Loki was solemn but, characteristically, he couldn’t stay silent. “No, it wasn’t,” he told Laufey. There was the end of it, and he knew the beginning. In between, there was only one path that could have been taken. “It was a sea-person.”
“Loki,” Laufey snapped, something akin to anger in his voice. “Such things are for children.”
“They are absolutely not,” Loki argued. “Everybody knows they’re real! Everybody! They killed a whole boatful of people, and I saw it! I know what is was I saw.”
Laufey grasped Loki by the shoulders and growled. “Loki,” he warned.
“And I know what mother is too,” Loki finished.
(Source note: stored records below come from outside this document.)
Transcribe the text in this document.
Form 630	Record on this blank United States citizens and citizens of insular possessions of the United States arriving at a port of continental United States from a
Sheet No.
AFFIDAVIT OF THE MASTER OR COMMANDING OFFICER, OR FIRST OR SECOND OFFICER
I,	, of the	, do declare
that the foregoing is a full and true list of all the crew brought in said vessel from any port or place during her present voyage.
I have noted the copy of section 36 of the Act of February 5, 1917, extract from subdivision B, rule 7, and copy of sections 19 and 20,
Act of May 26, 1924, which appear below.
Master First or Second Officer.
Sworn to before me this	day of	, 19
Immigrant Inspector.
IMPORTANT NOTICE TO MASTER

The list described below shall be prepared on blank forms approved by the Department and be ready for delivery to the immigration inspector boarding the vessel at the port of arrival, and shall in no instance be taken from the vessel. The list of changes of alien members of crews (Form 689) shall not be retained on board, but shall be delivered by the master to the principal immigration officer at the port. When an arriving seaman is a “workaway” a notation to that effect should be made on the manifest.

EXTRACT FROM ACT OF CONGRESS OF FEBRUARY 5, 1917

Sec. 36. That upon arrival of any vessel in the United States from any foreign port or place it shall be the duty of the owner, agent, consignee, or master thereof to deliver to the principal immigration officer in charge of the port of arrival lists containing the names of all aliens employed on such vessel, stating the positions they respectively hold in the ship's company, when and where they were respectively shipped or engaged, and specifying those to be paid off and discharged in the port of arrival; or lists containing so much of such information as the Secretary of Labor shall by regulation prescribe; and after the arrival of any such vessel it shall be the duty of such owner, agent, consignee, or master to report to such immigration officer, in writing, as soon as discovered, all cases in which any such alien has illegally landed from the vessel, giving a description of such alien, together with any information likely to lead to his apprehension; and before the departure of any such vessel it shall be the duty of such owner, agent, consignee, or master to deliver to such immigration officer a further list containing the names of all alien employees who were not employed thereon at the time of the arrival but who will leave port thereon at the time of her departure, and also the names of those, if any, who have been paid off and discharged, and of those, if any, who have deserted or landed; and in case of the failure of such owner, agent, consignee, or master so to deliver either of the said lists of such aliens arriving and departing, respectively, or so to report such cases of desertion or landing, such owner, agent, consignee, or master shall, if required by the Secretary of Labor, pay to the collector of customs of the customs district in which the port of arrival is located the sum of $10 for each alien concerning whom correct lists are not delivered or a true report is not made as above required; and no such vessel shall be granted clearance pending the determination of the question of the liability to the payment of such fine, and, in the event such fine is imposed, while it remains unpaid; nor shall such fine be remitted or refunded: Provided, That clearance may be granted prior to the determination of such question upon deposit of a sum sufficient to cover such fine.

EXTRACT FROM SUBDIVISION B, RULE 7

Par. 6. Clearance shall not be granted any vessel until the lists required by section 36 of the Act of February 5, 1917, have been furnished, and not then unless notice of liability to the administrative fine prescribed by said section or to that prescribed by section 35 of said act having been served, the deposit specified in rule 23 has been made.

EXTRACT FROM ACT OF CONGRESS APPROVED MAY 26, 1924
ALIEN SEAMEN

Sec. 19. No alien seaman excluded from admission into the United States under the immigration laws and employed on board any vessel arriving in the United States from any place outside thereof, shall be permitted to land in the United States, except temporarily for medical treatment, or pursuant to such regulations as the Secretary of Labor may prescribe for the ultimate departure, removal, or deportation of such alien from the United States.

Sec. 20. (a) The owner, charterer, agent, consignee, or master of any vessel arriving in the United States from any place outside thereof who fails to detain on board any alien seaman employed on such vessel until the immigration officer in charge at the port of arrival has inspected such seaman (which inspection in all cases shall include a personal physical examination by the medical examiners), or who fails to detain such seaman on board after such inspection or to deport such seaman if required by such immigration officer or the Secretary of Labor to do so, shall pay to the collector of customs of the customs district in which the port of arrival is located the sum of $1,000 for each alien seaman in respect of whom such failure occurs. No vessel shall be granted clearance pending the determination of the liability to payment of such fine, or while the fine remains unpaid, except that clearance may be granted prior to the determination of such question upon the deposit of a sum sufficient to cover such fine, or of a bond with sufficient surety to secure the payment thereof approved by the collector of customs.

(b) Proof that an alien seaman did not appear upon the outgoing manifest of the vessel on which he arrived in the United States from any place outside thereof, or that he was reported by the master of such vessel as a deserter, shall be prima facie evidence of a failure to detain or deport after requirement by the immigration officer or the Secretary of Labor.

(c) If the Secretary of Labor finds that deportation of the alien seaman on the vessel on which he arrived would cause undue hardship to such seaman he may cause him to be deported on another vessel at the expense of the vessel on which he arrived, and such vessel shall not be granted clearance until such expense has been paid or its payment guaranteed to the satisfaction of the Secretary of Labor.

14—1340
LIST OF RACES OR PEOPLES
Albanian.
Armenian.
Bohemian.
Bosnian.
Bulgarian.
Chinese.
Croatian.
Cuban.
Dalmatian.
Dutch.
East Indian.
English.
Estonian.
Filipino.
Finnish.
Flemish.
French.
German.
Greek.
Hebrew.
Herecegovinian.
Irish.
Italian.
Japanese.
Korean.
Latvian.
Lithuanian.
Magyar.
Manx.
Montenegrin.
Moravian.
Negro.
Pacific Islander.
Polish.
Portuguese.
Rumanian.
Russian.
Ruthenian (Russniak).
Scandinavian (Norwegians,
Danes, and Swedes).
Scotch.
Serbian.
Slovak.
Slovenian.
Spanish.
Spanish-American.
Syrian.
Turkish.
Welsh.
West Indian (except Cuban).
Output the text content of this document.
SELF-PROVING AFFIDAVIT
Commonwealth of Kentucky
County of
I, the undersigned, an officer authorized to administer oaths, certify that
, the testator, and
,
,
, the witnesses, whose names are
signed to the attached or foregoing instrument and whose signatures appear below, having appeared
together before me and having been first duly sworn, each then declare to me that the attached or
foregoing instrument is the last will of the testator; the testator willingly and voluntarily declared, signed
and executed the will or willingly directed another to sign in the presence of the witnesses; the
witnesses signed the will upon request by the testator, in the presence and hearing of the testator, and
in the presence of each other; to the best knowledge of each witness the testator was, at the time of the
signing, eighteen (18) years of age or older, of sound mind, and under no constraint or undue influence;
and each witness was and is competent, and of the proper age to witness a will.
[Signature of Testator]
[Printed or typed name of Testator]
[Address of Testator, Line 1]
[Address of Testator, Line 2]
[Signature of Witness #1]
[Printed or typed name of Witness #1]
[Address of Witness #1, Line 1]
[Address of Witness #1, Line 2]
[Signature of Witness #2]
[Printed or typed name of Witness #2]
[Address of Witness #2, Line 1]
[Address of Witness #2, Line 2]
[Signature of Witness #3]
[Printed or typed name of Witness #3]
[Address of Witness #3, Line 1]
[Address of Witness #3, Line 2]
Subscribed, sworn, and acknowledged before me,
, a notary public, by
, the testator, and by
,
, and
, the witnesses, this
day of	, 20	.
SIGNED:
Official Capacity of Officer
Laufey went still. “Loki,” he said, in a very low voice. “Listen to me. I am not calling you a liar. And I am not saying you are wrong. I believe you. But such things must not be spoken of, ever. For your sake and theirs.”
Loki blanched in surprise.
“Your mother and I have always loved each other very much. Sometimes that made things harder. Because I would and did go to great lengths to protect her… and in the end that meant for the most part that we could not be together.
I’m not telling you what to do, Loki. I don’t know the whole story – frankly, I was hoping that you didn’t either, or that you’d dismiss it all as some sort of… fever dream – and I don’t want to. But obviously there’s something that runs in our family, and someone out there-“
“It’s not like that,” Loki insisted, but his father just raised a skeptical eyebrow and went on. “-And I know the last thing you’d want is to endanger her by fuelling an ensemble of vengeful villagers with fantastical stories you’d started.”
Loki didn’t respond for a while but eventually he lowered his gaze in silent acquiescence. And then, because this was a time for confessions and he trusted his father and he was tired of this secret weighing him down, he said out loud, “Your ‘someone’ is a ‘he’… and I wouldn’t hold much interest if it weren’t so.”
Laufey sat back and tapped the chair’s wooden arm with his forefinger. “To each his own,” he said. “Your mother, with one exception, holds no interest in the human race.”